Some advanced automatic transmissions a have an additional lockup clutch which grabs the two paddlewheel gizmos together when the car is moving and prevents any slippage. Transmissions with a lockup clutch are pretty good, but not all cars have them. For instance Cadillac has a lockup clutch and enjoys significantly better gas mileage than the big Ford/Mercury/Lincoln sedans which don't.
So, when asked what you have done for the environment lately, you can respond by asking them if they drive a stick shift. And when buying a new car, you can mystify the salesman by asking if the car has a transmission lockup clutch. The device will save you 5% on gas mileage over the life of the car, so it's worth a few bucks extra to get one.
Other benefits of the stick shift. It serves as an effective anti theft device. Most kids cannot drive stick any more, so your car is less likely to be stolen if it has a manual trannie. When climbing a snow slick hill in winter you don't have to worry about the trannie deciding to downshift at the wrong time and making the wheels loose traction.

Monday, August 23, 2010

Copyright

Or, why downloading should be legal. Copyright is so important that the US Constitution has a special clause about it.
"To promote the Progress of Science and the useful Arts by securing for limited Times to Authors and Inventors the exclusive Right to their respective Writings and Discoveries;"

Subsequent acts of Congress and judicial decisions have broadened this clause significantly. Copyright now is applied to music, even though music is neither a science nor a useful art. Art it is, but it isn't a useful art. Beautiful, pleasant, desirable, but not useful in the 18th century meaning of the word.

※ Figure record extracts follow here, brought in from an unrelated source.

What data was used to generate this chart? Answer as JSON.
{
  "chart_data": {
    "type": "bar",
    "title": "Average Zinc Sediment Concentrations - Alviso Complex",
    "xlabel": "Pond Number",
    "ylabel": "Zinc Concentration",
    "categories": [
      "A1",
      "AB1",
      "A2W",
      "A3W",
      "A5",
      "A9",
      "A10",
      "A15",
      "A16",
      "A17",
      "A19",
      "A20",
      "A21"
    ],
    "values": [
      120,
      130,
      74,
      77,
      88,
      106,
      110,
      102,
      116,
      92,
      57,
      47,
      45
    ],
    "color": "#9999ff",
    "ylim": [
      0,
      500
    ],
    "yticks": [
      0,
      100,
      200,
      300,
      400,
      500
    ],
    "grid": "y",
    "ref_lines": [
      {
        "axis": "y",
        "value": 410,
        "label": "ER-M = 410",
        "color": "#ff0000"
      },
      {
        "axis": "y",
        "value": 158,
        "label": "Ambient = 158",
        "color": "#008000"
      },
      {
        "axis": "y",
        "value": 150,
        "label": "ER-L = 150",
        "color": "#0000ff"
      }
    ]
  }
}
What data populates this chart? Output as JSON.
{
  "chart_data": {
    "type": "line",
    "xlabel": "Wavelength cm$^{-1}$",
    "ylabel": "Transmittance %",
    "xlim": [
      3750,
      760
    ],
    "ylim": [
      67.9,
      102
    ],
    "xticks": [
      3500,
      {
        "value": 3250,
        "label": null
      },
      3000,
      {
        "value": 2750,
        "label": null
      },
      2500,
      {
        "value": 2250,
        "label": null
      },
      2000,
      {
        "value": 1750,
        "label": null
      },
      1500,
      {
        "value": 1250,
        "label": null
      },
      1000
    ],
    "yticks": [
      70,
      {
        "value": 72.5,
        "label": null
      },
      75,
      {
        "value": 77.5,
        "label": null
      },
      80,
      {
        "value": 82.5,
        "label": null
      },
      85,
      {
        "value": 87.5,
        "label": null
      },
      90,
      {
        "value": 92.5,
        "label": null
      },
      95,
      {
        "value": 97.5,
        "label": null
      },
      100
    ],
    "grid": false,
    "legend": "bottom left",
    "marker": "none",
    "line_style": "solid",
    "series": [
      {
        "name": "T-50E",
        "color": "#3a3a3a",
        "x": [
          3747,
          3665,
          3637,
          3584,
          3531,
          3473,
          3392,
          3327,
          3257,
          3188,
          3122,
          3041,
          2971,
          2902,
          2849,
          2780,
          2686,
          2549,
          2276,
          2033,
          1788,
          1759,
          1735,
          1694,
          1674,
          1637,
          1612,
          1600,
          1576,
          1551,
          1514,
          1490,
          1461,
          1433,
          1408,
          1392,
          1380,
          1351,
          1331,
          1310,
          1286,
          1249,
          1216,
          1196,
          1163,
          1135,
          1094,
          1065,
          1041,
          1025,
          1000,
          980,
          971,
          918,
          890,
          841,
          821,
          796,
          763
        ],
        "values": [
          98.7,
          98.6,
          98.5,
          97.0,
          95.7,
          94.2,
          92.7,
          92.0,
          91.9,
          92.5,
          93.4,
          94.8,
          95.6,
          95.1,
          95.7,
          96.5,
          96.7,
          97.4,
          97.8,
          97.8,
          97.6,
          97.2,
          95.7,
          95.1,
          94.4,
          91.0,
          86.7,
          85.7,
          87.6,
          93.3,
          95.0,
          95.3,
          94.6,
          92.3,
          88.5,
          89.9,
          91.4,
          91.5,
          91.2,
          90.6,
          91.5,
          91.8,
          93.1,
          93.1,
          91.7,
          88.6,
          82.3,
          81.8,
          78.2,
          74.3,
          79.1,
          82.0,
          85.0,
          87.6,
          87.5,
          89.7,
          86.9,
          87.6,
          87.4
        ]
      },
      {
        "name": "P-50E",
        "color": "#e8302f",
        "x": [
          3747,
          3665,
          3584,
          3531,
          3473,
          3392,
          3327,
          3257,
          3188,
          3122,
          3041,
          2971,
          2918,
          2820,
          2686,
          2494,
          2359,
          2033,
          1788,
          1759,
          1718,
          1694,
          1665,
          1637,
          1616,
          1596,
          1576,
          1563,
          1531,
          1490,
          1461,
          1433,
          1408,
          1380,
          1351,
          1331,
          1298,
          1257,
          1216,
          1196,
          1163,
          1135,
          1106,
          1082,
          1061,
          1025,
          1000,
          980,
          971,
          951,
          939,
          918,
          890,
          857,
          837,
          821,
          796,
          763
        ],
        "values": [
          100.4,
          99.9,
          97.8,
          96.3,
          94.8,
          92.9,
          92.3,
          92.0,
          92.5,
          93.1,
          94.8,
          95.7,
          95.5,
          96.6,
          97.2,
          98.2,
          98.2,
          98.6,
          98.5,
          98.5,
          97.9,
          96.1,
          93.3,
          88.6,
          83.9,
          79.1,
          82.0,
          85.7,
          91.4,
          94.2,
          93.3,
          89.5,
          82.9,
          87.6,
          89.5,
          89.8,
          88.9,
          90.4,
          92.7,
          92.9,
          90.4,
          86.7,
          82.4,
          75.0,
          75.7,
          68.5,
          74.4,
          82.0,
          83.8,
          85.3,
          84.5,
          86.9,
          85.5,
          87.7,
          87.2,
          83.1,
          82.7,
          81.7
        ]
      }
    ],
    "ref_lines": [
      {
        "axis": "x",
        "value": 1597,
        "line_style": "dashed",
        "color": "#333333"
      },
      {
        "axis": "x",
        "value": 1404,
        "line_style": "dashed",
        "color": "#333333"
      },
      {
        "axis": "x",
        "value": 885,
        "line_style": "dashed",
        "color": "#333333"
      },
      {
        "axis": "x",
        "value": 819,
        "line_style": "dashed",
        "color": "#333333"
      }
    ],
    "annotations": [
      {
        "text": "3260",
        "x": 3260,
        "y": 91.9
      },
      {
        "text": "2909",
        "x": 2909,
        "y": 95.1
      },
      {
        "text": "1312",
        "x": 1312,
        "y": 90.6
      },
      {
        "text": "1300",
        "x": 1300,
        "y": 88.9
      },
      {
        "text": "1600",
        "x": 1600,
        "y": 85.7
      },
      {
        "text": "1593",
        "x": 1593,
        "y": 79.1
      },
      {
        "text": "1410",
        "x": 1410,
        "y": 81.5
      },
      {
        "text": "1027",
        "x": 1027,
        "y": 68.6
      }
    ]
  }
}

An act of Congress could end the current hassling of young folk by the record labels, by simply saying that recorded music is in the public domain at all times. The record companies would scream and cry and threaten to hold their breath, but they have been loosing sales for years. The musicians would support themselves off concert tickets, which is what they do now anyway, royalties from the record labels being few and far between. Enormous numbers of young folk would be overjoyed. A really clever Republican party would take up this issue. Young people vote in much greater numbers than the record labels do.